– Какая бомба, Турбан? – удивился следователь. – Прижмурили девчонку, обычная уголовка. А ты испугался!.. Стареешь, что ли? Или тебя опетушили так, что ты бабой сделался?
– Ладно, ладно, парафиньте[4], у вас на это власть имеется, – закивал головой Турбан. – Сперва водочкой угощаете, потом форшмачите, а после кошмарить начнете[5]. Давайте. Я баяном десять лет работаю, навидался всякого. Только с этим человеком я баянить все равно не стану. Здесь мое слово твердое.
Курбатов неуловимо быстрым движением перегнулся через стол, схватил Турбана за отвороты куртки и, притянув его к себе, шлепнул подбородком о столешницу. Стакан с водкой опрокинулся и покатился по столу.
– Почему, Турбан? – прошипел он ему в лицо. – Почему?
Раздался звон стекла – стакан упал на пол.
– Там международная мафия… – ответил Турбан сдавленным голосом. – Там по-серьезному все… Сгинешь, и днем с огнем потом не найдут… Не мой калибр.
Курбатов от души рассмеялся и отпустил его.
– Ну и дурак же ты. – Он нажал кнопку вызова, и тут же появился давешний лейтенант. – Ты будешь жить долго, Турбан, но очень-очень трудно. Убирайся вон.
Когда лейтенант с заключенным удалились, он налил себе еще водки, выпил и закусил. На губах его продолжала блуждать улыбка. Спустя пять минут вернулся лейтенант.
– Какой-то он странный сегодня. Будто его мешком по башке трахнули…
– Вот что, – сказал ему Курбатов. – Теперь принеси мне результаты прослушки. Все что успели записать. – Он осмотрел стол. – И убирай все это. Можете выпить со сменой.

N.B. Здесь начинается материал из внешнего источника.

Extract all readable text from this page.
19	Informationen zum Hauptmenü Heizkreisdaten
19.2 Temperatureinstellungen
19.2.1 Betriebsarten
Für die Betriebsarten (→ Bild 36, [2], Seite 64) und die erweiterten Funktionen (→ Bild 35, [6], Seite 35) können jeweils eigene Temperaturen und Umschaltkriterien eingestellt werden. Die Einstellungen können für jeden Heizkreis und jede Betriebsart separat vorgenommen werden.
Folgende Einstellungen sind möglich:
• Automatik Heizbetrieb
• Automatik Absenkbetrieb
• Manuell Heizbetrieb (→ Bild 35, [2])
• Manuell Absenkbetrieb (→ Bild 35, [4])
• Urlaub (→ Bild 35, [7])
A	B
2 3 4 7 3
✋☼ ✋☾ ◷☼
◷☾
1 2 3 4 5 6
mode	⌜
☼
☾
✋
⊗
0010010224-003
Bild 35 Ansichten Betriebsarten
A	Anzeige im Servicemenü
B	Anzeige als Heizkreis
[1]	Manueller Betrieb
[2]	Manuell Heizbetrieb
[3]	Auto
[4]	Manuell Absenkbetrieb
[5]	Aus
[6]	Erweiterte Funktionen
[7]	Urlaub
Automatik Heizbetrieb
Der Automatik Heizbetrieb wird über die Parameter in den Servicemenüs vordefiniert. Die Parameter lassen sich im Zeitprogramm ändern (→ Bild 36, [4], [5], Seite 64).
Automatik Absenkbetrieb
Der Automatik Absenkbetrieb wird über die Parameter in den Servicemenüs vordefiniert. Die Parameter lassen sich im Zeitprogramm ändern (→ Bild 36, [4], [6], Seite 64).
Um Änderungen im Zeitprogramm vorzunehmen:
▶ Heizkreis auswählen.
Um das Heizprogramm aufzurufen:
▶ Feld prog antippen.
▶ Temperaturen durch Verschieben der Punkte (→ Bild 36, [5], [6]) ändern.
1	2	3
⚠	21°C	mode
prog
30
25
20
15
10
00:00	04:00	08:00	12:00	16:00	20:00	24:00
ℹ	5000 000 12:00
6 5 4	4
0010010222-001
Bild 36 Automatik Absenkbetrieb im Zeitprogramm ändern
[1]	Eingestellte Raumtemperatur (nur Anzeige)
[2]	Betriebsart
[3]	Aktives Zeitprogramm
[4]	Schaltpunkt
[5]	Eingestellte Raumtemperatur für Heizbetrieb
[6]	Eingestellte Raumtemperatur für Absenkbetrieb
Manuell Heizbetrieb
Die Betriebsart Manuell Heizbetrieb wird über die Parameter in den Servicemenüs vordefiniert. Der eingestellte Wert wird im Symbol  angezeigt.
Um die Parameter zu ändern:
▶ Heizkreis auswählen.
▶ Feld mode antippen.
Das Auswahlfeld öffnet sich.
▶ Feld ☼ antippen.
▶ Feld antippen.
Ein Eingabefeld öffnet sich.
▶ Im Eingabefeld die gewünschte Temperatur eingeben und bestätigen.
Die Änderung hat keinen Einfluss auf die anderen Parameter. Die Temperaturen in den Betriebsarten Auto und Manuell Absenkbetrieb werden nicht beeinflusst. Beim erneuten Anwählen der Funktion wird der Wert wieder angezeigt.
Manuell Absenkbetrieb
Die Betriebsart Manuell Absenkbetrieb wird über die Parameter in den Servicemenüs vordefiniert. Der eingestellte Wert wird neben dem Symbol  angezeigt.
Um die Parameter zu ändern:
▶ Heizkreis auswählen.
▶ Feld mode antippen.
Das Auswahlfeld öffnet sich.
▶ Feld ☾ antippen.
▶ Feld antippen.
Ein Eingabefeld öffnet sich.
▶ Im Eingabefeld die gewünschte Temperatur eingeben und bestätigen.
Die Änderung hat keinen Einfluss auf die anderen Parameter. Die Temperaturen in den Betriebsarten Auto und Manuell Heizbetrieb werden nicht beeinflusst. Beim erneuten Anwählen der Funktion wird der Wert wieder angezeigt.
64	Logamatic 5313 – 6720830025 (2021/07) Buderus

Он дождался, когда лейтенант уберет со стола, достал из портфеля свой портативный магнитофон, стопку бумаги, ручку и разложил все это перед собой.
Голос Виктора:
– Не знаю. Не знаю. Ничего не понимаю. Нет.
Щелчок. Пауза.
Неразборчивый звук, похоже на кашель.
Пауза.
Записывающее устройство автоматически включает запись, когда в зоне прослушки раздается звук достаточной силы. Когда звук пропадает, запись выключается. В данном случае операторы должны были настроить систему на низкий порог шума, поскольку разговор в камере скорее всего будет негромким, вплоть до шепота. Но это оказалось невозможным: в хозяйственном блоке проводился ремонт, и шум перфоратора мог вызвать нежелательное срабатывание системы. Потому некоторые реплики остались за кадром.
Голос Виктора:
– Да никто. Я сам, как последний идиот…
Пауза.
Голос Турбана:
– А что повесить-то хотят?
Голос Виктора:
– Убийство… Соучастие… Не знаю! Не знаю!
Пауза.
Голос Виктора:
– Это просто невероятно! Чудовищно! Я ведь ни сном ни духом! Если бы он нашел того таксиста, который подвозил нас, все было бы по-другому! Но он не хочет! Ему не нужен таксист!..
Голос Турбана:
– У каждого из нас есть свой таксист. Это правильно. Только никому он не нужен.
Пауза. Щелчок. Пауза. Шум неизвестного происхождения.
Голос Виктора:
– …неосторожное движение, понимаешь? Страшные люди. Не видел их, не знаю, как зовут… Но от этого только страшнее. Есть кино, «Люди-кошки», не это голливудское, что сейчас показывают, а старое, еще черно-белое, где-то в сорок четвертом году снимали. Не смотрел?..
Пауза.
– …бедный и неизвестный. У него денег было на все про все тысяч двадцать. Это очень мало. Среднее кино тогда обходилось в двести, триста тысяч, полмиллиона, а тут всего двадцать. И он не мог заказать муляжи этих чудовищ, кошек-оборотней, это слишком дорого для него. И он поступил просто. Фильм ужасов, а ни одного монстра в кадре нет. Все за кадром. В лучшем случае – тень покажут. Но – страшно. Сейчас если сравнить его с каким-нибудь современным блокбастером… Актеры знаменитейшие, компьютерные спецэффекты, ящеры механические, акулы, Годзиллы всякие… Никакого сравнения! Только там по-настоящему страшно. А в этих, новых, по сто миллионов долларов, – смешно. Понимаешь?.. Мне совсем не смешно. Я даже тень не вижу. Только всполохи огня. Ток воздуха. Мертвые люди. «Десять негритят»… Читал? Смотрел?.. Не важно. Хотя нет… Одну тень я все-таки видел.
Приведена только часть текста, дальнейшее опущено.